Sirtex Medical (ASX:SRX) said today that it’s fielding an unsolicited, $1.41 billion counter-offer from China’s CDH Investments that trumps a previous, $1.28 billion bid from Varian Medical (NYSE:VAR) that’s already won approval from U.S. and German regulators.
CDH’s A$33.60-per-share offer is a 20% premium on Varian’s initial A$28-per-share offer and prompted Sirtex to seek to scuttle a meeting slated for May 7 about that merger. In March U.S. antitrust authorities and the German Federal Cartel Office cleared the Varian-Sirtex union, which was announced in January and was slated to close this month.

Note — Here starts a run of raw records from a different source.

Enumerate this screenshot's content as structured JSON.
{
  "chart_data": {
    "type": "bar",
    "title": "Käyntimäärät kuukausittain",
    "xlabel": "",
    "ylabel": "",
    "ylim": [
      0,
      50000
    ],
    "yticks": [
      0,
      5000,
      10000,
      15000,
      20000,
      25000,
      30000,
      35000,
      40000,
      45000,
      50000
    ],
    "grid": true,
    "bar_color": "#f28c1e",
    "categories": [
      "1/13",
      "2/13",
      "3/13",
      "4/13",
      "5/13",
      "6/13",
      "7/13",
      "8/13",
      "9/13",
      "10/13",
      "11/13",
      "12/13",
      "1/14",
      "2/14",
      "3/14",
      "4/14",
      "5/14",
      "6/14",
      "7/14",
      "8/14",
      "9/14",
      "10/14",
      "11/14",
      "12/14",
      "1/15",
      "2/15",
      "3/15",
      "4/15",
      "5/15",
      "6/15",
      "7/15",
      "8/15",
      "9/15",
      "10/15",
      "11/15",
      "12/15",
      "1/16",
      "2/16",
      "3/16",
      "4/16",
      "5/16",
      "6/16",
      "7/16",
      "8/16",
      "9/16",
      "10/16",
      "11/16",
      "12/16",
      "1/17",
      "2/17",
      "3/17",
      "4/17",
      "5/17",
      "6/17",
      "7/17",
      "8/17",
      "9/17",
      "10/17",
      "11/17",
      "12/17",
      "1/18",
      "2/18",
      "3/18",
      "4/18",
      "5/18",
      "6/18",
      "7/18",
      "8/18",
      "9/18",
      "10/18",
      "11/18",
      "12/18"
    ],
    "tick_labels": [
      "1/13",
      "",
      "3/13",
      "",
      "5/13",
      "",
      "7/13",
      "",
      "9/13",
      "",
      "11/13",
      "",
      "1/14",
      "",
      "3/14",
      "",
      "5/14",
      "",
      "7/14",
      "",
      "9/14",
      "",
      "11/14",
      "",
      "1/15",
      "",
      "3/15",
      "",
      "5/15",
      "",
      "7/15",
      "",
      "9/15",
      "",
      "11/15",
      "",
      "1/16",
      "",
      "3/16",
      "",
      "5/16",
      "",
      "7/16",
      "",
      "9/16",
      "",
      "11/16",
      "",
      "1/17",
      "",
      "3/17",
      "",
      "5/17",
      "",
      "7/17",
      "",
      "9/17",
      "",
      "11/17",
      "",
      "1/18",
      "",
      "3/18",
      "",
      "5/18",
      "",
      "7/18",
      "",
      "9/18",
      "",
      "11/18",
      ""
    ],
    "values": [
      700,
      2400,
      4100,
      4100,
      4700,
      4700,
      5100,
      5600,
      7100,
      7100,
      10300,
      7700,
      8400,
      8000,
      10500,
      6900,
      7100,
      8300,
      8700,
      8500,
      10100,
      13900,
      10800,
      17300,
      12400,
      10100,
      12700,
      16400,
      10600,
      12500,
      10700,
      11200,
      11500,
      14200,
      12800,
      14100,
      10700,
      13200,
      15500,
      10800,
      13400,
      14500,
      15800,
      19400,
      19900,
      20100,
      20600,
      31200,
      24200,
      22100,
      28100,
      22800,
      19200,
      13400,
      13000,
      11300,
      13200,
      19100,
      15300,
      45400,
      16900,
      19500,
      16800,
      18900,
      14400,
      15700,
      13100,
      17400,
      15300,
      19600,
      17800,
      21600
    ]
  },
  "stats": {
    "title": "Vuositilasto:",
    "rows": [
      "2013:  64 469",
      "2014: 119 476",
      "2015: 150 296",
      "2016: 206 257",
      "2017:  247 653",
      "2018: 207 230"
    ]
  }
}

But today the Australian company said it’s examining the CDH Investments proposal and plans to enter the due diligence process with the CHinese alternative asset fund manager. CDH has more than $20 billion under management, Sirtex said.
“At this time, the directors of Sirtex continue to believe the existing scheme of arrangement with Varian is in the best interests of Sirtex shareholders and continue to unanimously support and recommend the scheme,” the company said in a press release.
“The Varian scheme has been unanimously approved by both boards of directors, has fully committed financing and has received all necessary regulatory approvals. We believe the Varian scheme offers more value and carries far less risk for Sirtex stockholders,” added Varian president & CEO Dow Wilson. “We stand ready to complete the acquisition following the receipt of Sirtex stockholders’ approval and the satisfaction of other closing conditions. We look forward to welcoming our new Sirtex colleagues to Varian.”
Sydney-based Sirtex makes a resin microsphere, SIR-Sphere Y-90, designed to deliver radiation therapy to liver cancers. Last year, shares in the Australian cancer therapy developer plunged after it posted a net loss of -A$26.9 million in 2016, compared to a profit of A$54 million the year before.
Sirtex faced an array of obstacles last year, including a number of clinical trials that failed to meet primary endpoints.
A “general uptick in competition for patients with liver-directed therapies and a generally tighter reimbursement environment” was partly to blame for what CEO Andrew McLean described as a “challenging” year, according to the company.